Remake très attendu du Viy de 1967, la superproduction d’Oleg Stepchenko va faire rimer le symbolisme de Nicolas Gogol – oui, c’est inspiré par môssieur Tarass Boulba – avec du steampunk brut de décoffrage ! Imagerie époustouflante, casting international (Jason Flemyng, Charles Dance) et un bestiaire à vous faire pleurer, Viy a un seul but : vous en mettre plein les mirettes et satisfaire vos appétits insatiables de fantastique déjanté !

Mon humble avis :

Vij (ou Vii, Viï, Viy, Vyi selon les traductions ; en russe Вий) est un conte fantastique de Nicolas Gogol, paru en 1835.
Vij avait déjà auparavant été adapté à 2 reprises au cinéma, en 1960, « Le Masque du démon » (La Maschera del demonio), film italien réalisé par Mario Bava, avec Barbara Steele et John Richardson, et en 1967 « Vij », film soviétique réalisé par Constantin Erchov et Gueorgui Kropatchev, avec Leonid Kouravlev et Natalya Varleï.
Cette adaptation cinématographique de 1967 fait figure d’ovni en Union soviétique.
Pendant longtemps, cette adaptation fût le seul film d’horreur produit en Union Soviétique.
On dit que Steven Spielberg lui-même serait allé puiser son inspiration dans les effets spéciaux, et dans les monstres du film, Viy reste une référence en la matière à cette époque.
Viy est le nom d’un monstre des ténèbres, commandeur des gnomes.
Ce monstre, dont les paupières géantes touchent le sol, a la particularité de voir ce que les autres monstres ne voient pas, lorsqu’il fait relever ses paupières…
Ce nouveau film en 3D a rapporté plus de 34 000 000 $ au box-office russe, ce qui en fait le plus grand succès commercial de l'année 2014 dans ce pays, pour un film russe.

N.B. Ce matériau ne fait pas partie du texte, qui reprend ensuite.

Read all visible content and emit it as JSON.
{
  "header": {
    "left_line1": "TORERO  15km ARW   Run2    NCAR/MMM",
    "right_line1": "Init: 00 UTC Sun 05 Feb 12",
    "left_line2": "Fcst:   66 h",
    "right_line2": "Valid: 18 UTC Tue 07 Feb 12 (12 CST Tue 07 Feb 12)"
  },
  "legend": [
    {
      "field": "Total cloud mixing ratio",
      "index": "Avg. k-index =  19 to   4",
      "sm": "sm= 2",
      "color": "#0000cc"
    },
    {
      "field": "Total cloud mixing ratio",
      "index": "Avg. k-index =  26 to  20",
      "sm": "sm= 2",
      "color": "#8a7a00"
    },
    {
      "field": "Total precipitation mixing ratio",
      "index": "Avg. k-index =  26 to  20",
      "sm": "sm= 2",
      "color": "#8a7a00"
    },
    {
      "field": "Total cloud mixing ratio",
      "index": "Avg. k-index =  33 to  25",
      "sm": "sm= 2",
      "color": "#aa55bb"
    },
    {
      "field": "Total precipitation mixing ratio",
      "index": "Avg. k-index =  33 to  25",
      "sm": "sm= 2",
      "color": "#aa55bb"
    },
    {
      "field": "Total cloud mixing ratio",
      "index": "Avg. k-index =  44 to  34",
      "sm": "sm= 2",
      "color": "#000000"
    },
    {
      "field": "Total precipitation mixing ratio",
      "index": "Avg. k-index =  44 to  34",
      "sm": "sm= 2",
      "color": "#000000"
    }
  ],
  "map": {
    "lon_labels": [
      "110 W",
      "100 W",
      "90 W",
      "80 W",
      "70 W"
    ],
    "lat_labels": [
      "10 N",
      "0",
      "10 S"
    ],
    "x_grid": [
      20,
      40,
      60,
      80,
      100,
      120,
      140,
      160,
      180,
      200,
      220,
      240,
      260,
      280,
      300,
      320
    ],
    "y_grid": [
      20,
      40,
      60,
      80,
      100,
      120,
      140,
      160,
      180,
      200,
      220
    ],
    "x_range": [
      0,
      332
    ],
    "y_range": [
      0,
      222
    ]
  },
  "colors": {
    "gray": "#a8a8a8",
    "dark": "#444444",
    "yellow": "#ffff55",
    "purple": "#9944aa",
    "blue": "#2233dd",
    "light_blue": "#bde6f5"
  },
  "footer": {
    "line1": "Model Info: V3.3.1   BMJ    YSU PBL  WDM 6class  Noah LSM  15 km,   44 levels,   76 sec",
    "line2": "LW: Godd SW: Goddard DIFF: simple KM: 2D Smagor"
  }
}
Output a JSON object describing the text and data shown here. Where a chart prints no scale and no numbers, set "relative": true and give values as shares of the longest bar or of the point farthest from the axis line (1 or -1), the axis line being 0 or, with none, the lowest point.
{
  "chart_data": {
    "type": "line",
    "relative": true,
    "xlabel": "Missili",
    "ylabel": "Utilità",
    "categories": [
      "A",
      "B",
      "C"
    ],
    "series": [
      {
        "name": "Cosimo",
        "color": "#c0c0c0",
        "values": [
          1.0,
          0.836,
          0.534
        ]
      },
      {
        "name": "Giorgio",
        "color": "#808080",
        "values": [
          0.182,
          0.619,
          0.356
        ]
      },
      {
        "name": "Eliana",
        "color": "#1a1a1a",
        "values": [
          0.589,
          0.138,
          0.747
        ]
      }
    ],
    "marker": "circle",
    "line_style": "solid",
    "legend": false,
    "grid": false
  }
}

Par contre, j’ai été stupéfait de croiser au générique le nom d’Uwe Boll comme « co-executive producer » !
Donc ce film est le remake de 2 chefs d’œuvres, tiré d’un conte lui même inspiré des légendes d’Ukraine, mais son scénario mélange d’autres influences mythologiques slaves, comme les Roussalka (des sirènes russes), ou une représentation démoniaque digne de Iachter, le dieu des profondeurs, le tout dans une époque où l’église orthodoxe a déjà supplanté ces croyances paganistes.
Le message du film est étrange, car plutôt que de juste illustrer le conte, on en fait une totale relecture, avec ce personnage du scientifique à la place du croyant qui en est normalement le héros : un sceptique anglais au milieu de la légende russe...
Son enquête amène à trouver des explications rationnelles à des phénomènes pourtant d’abord montrés comme fantastiques, ce qui est une « tricherie » désagréable pour les spectateurs.

La réalisation ample et ambitieuse est digne d’un blockbuster.
C’est un vrai film d’aventure, il ne fait pas peur, car ses éléments surnaturels ont souvent un design tout public, mais son vrai souci se situe dans son rythme inégal.
Les cadrages usent de ralentis, de plans très larges, d’avants plans recadrant l’image, et de mouvements suivant les personnages ou leurs gestes.
Il y a des moyens, grues, rails de panoramique, mais tout ça est surtout là pour produire des effets de perspective tape à l’œil, parfois gratuits, juste pour la 3D.
La photographie est colorée et lumineuse, privilégiant les bleus en extérieurs (pour insister sur le froid), et les orangés/dorés à l’intérieur, avec le thème omniprésent du feu, comme symbole de vie.
Parfois des orifices dans les maisons (fenêtres, trous dans les toitures, etc…) permettent à ces tâches oranges de ressortir avec un fort contraste dans le reste d’une image glaciale.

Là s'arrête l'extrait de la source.